MastermindEval: A Simple But Scalable Reasoning Benchmark

Golde, Jonas, Haller, Patrick, Barth, Fabio, Akbik, Alan

arXiv.org Artificial Intelligence 

Recent advancements in large language models (LLMs) have led to remarkable performance across a wide range of language understanding and mathematical tasks. As a result, increasing attention has been given to assessing the true reasoning capabilities of LLMs, driving research into commonsense, numerical, logical, and qualitative reasoning.

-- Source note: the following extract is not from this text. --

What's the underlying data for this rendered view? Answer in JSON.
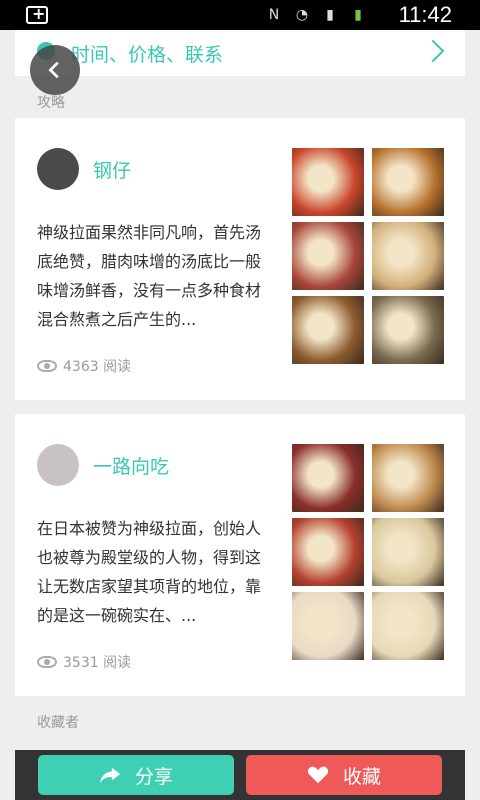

However, with the rapid progress of reasoning-focused models such as OpenAI's o1 and DeepSeek's R1, there has been a growing demand for reasoning benchmarks that can keep pace with ongoing model developments. Our benchmark supports two evaluation paradigms: (1) agentic evaluation, in which the model autonomously plays the game, and (2) deductive reasoning evaluation, in which the model is given a pre-played game state with only one possible valid code to infer. In our experimental results we (1) find that even easy Mastermind instances are difficult for current models and (2) demonstrate that the benchmark is scalable to possibly more advanced models in the future Furthermore, we investigate possible reasons why models cannot deduce the final solution and find that current models are limited in deducing the concealed code as the number of statement to combine information from is increasing. Large language models (LLMs) have demonstrated remarkable performance across various text generation tasks, spanning both text and vision modalities (Grattafiori et al., 2024). These models, characterized by their large parameter counts, have proven effective in a wide range of language understanding tasks (Brown et al., 2020; Zhao et al., 2024).